# Litsurvey

Identify literature using the following keyword string: ‘sickle cell’ or ‘haemoglobin S’ or ‘hemoglobin S’ or ‘Hb S’ in PubMed based on time period from 1950 to 20 October 2009. 

## 1. PubMed

It's expected to have 18336 results in PubMed.

### 1.1 Code

#### 1.1.1 Export Results in Batches from PubMed

Since PubMed can only export a limited number of records at a time, the following code divides the total records into two batches by time and exports them in turn. 


In [5]:
from selenium import webdriver   
from selenium.webdriver.support.ui import Select
from selenium.webdriver.common.action_chains import ActionChains
from selenium.webdriver.common.by import By
import time
find=[]
find.append('("sickle cell" OR "haemoglobin S" OR "hemoglobin S" OR "Hb S") AND (1950/01/01:1989/12/31[dp])')
find.append('("sickle cell" OR "haemoglobin S" OR "hemoglobin S" OR "Hb S") AND (1990/01/01:2009/10/20[dp])')
for i in range(2):
    url = 'https://pubmed.ncbi.nlm.nih.gov/?term='+find[i]+'&size=200&page=51'
    driver = webdriver.Chrome()
    driver.get(url)
    driver.maximize_window()
    driver.implicitly_wait(10)
    driver.implicitly_wait(10)
    ActionChains(driver).move_to_element(driver.find_element(By.XPATH,r'//*[@id="save-results-panel-trigger"]')).click().perform()
    Select(driver.find_element(By.XPATH,r'//*[@id="save-action-selection"]')).select_by_visible_text("All results on this page")
    ActionChains(driver).move_to_element(driver.find_element(By.XPATH,r'//*[@id="save-action-format"]')).click().perform()   
    Select(driver.find_element(By.XPATH,r'/html/body/main/div[1]/div/form/div[2]/select')).select_by_visible_text("CSV")
    ActionChains(driver).move_to_element(driver.find_element(By.XPATH,r'//*[@id="save-action-panel-form"]/div[3]/button[1]')).click().perform()
    time.sleep(20)
driver.quit()

#### 1.1.2 Merge and Process Results

The files exported in the previous step need to be merged. After merging, filter out records added after 2009/10/20.

In [7]:
import pandas as pd
import numpy as np

#"csv-sicklecell-set (1).csv" and "csv-sicklecell-set (2).csv" are names of the files exported in the previous step. 
#Please ensure that they are in the same folder as Python source files.
h1 = pd.read_csv("csv-sicklecell-set (1).csv")
h2 = pd.read_csv("csv-sicklecell-set (2).csv")

#Merge csv files
df = pd.concat([h1,h2])
df.drop_duplicates()  #Remove duplicate data
df.index=range(1,df.shape[0]+1)
df.to_csv('concated.csv',encoding = 'utf-8')

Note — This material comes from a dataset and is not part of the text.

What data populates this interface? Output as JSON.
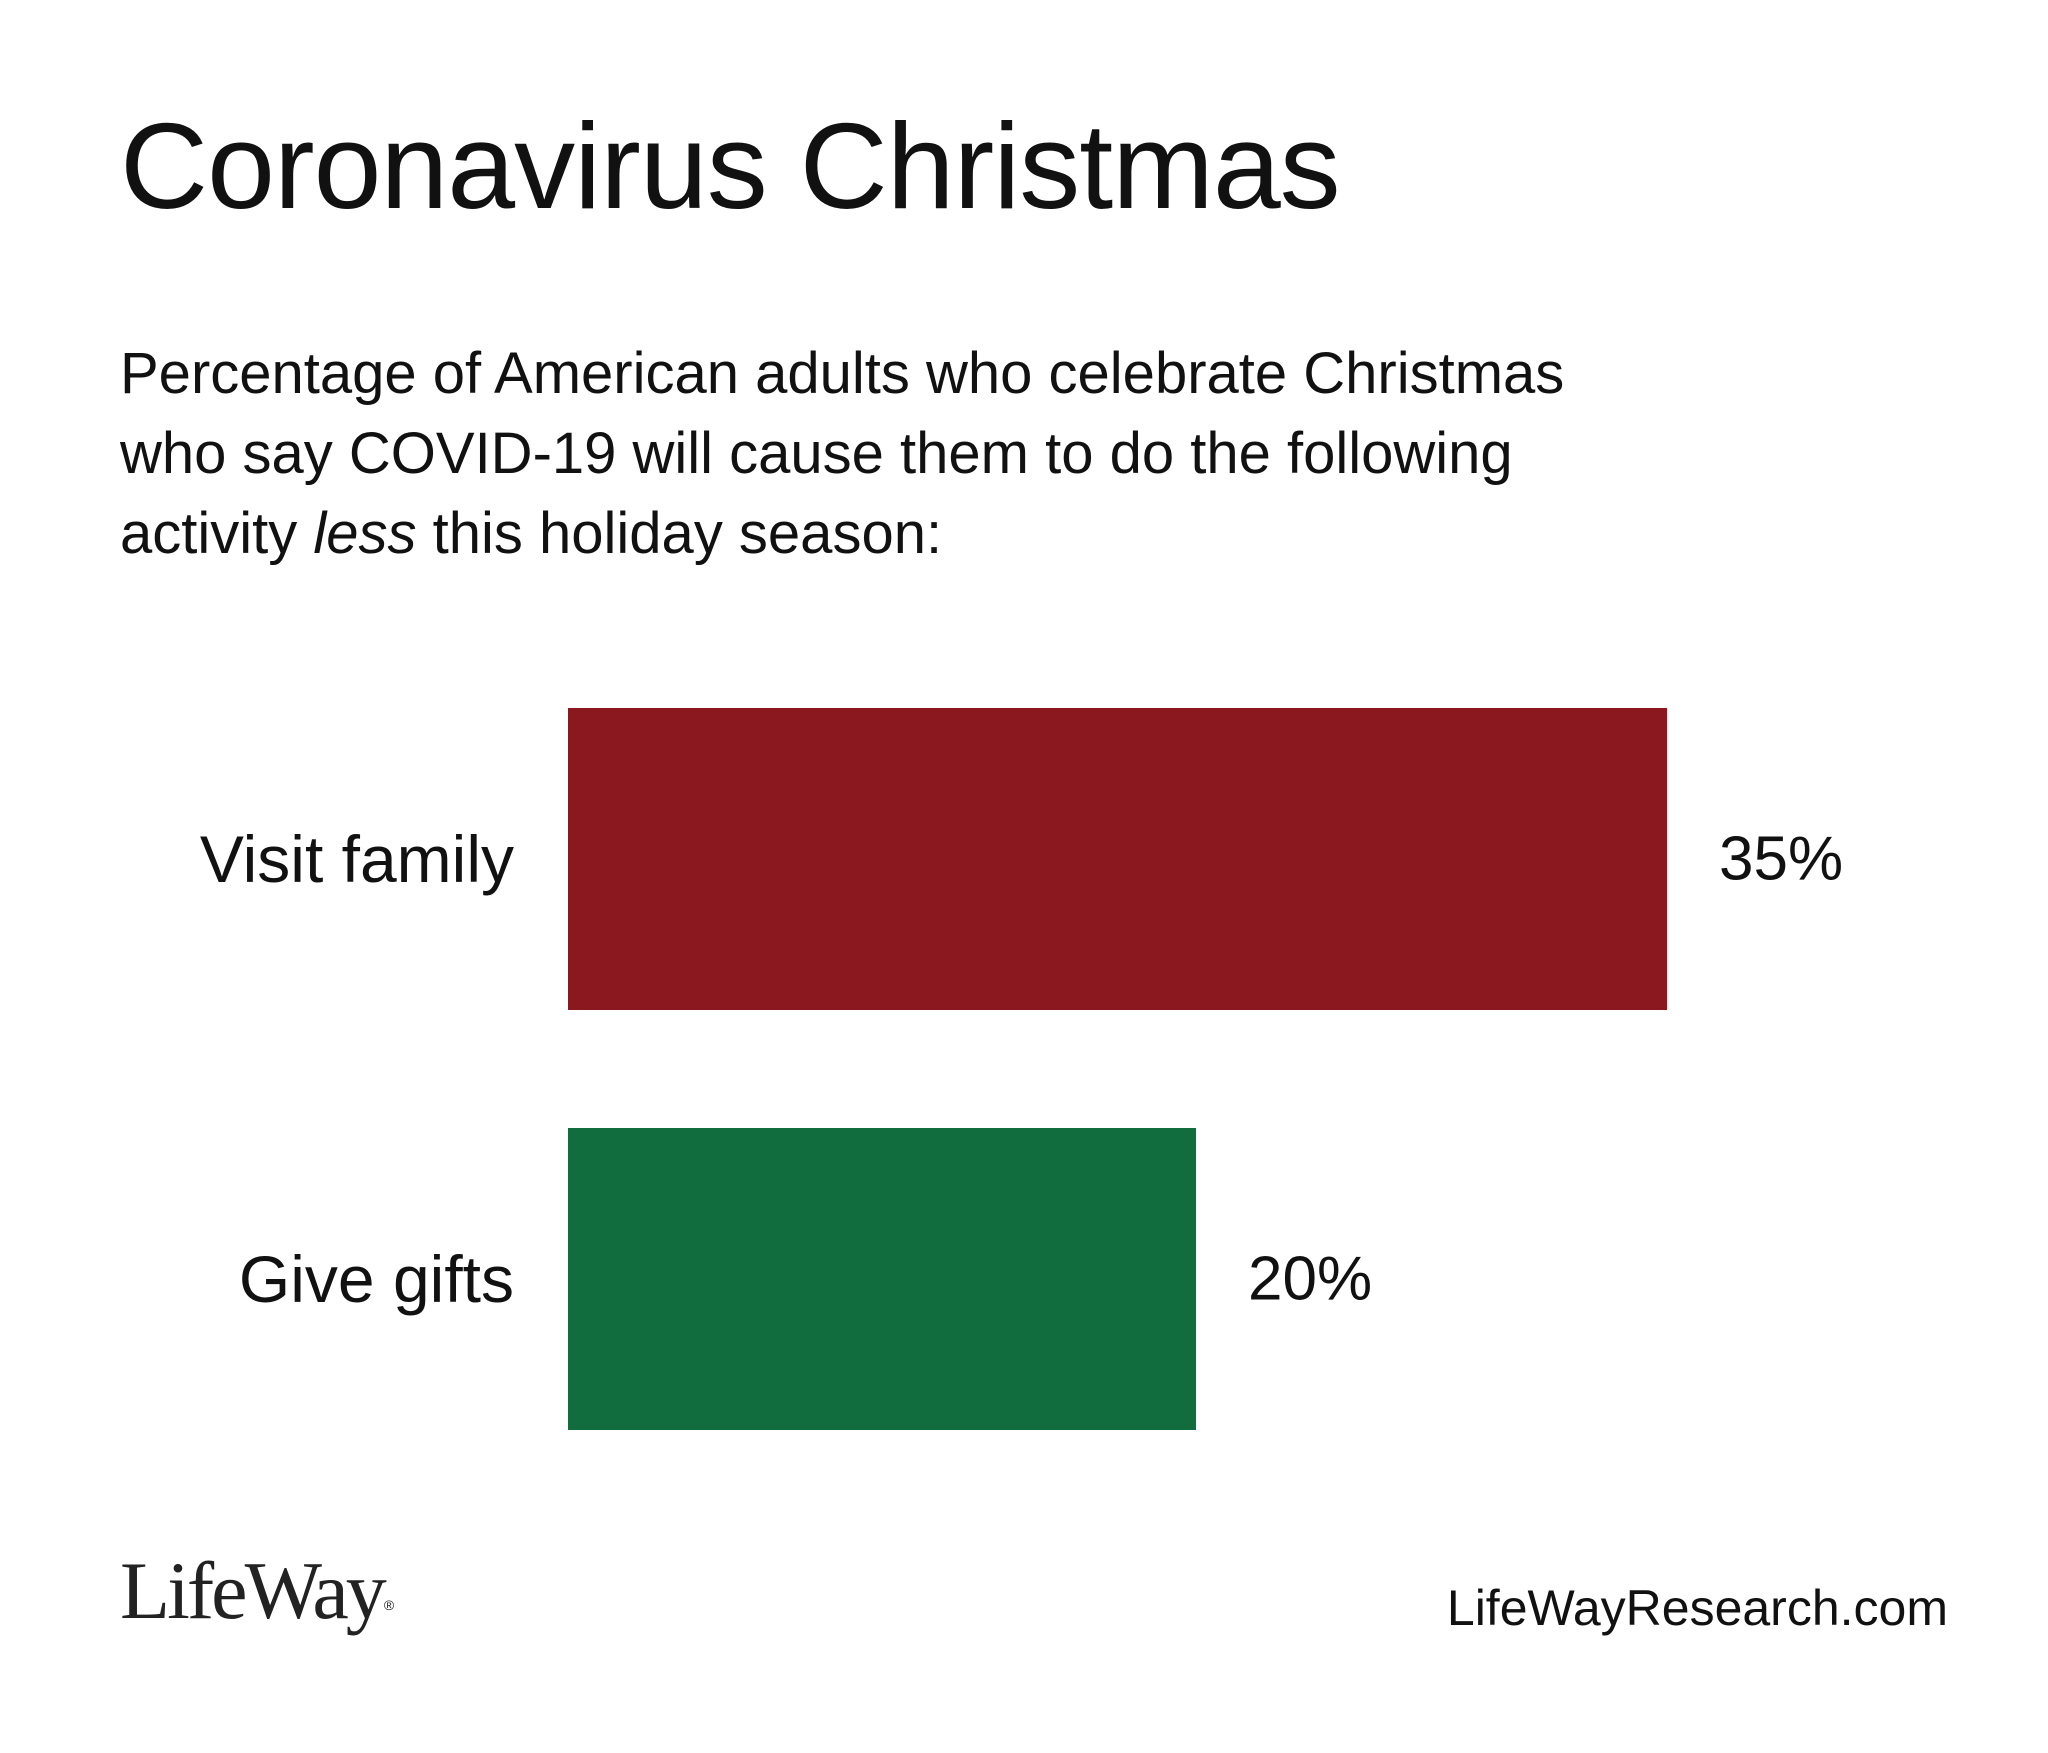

#Filter out records after 2009/10/20
a=[]
data=np.array(df)
for item in data:
    if item[7]<='2009/10/20':
        a.append(item)
df1=pd.DataFrame(a)
df1.index=range(1,df1.shape[0]+1)
df1.to_csv('concated-filtered.csv',encoding = 'utf-8')

### 1.2 Results

Exported the results to csv format, the total number of results is as following:

![jupyter](./image-20221024162307363.png)

The number of records is 18501, which is 212 more than the number of results expected.

After 2009/10/20, records may have been added or deleted, causing the number of records to be slightly different than expected. What can be done is to filter out records after 2009/10/20.

Filter out records added after 2009/10/20, the number of results is as following:

![jupyter](./image-20221024162347927.png)

The number of records is 18289, which is 47 less than the number of results expected.

I have no idea how to get the number of records deleted. But the adjusted result is definitely not less than 18289, probably less than 18501 and very close to 18336.